Canada’s Chamber of Commerce quickly denounced the tariff hike as “antithetical to North American economic security”.

“Unwinding the efficient, competitive and reliable cross-border supply chains like we have in steel and aluminium comes at a great cost to both countries,” Ms Candace Laing, president of the chamber, said in a statement.

Australia’s centre-left government also condemned the tariff increase as “unjustified and not the act of a friend”.

“They are an act of economic self-harm that will only hurt consumers and businesses who rely on free and fair trade,” Trade Minister Don Farrell said in a statement.

Australia, a key US security ally in the Indo-Pacific, would “continue to engage and advocate strongly for the removal of the tariffs”, he added.

Mr Trump spoke at US Steel’s Mon Valley Works, a steel plant that symbolises both the one-time strength and the decline of US manufacturing power as the Rust Belt’s steel plants and factories lost business to international rivals.

Closely contested Pennsylvania is also a major prize in presidential elections.

The US is the world’s largest steel importer, excluding the European Union, with a total of 26.2 million tonnes of imported steel in 2024, according to the Department of Commerce.

As a result, the new tariffs will likely increase steel prices across the board, hitting industry and consumers alike.

Steel and aluminium tariffs were

among the earliest put into effect

by Mr Trump when he returned to office in January.

The tariffs of 25 per cent on most steel and aluminium imported into the US went into effect in March, and he had briefly threatened a 50 per cent levy on Canadian steel but ultimately backed off.

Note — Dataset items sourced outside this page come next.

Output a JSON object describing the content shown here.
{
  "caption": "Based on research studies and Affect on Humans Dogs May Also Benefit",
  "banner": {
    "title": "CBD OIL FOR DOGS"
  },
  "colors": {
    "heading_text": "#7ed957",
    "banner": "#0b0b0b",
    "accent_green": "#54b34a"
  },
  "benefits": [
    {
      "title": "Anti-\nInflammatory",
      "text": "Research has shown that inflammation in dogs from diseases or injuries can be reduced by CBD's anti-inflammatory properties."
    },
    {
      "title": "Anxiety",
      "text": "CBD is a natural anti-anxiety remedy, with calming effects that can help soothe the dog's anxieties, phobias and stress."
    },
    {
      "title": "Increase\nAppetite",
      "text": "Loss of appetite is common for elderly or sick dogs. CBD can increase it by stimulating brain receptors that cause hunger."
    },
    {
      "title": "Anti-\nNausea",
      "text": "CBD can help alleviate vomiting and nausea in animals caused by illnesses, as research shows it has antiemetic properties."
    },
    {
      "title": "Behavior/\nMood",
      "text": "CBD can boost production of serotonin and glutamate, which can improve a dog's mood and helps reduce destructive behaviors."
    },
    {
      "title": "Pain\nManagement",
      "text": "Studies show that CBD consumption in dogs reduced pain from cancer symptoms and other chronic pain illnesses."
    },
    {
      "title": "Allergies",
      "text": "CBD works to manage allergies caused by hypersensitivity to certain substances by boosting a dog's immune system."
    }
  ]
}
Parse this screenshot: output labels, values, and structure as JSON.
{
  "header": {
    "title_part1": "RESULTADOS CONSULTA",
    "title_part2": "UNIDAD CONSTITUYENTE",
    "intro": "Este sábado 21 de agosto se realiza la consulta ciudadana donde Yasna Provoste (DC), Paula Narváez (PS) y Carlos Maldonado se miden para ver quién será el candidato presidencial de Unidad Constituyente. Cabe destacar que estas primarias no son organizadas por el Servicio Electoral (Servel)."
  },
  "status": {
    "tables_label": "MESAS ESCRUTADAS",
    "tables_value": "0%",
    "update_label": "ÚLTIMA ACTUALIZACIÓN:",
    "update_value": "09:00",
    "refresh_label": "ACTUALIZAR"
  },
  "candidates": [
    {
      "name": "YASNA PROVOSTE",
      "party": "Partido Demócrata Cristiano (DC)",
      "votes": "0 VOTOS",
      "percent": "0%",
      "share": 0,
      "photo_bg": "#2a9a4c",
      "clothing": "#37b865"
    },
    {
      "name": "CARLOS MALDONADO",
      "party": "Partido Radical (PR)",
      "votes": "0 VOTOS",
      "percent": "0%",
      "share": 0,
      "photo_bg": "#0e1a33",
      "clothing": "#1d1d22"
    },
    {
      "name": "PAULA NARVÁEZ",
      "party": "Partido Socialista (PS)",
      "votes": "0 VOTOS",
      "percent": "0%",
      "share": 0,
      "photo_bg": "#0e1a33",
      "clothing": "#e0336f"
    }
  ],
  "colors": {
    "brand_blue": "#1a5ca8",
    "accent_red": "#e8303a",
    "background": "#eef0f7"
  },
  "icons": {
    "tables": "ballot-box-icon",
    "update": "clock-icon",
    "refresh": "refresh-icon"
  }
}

Under the so-called Section 232 national security authority, the import taxes include both raw metals and derivative products as diverse as stainless steel sinks, gas ranges, air-conditioner evaporator coils, horseshoes, aluminium frying pans and steel door hinges.

The 2024 import value for the 289 product categories came to US$147.3 billion, with nearly two-thirds aluminium and one-third steel, according to Census Bureau data retrieved through the US International Trade Commission’s DataWeb system.

By contrast, Mr Trump’s first two rounds of punitive tariffs on Chinese industrial goods in 2018 during his first term totalled US$50 billion in annual import value.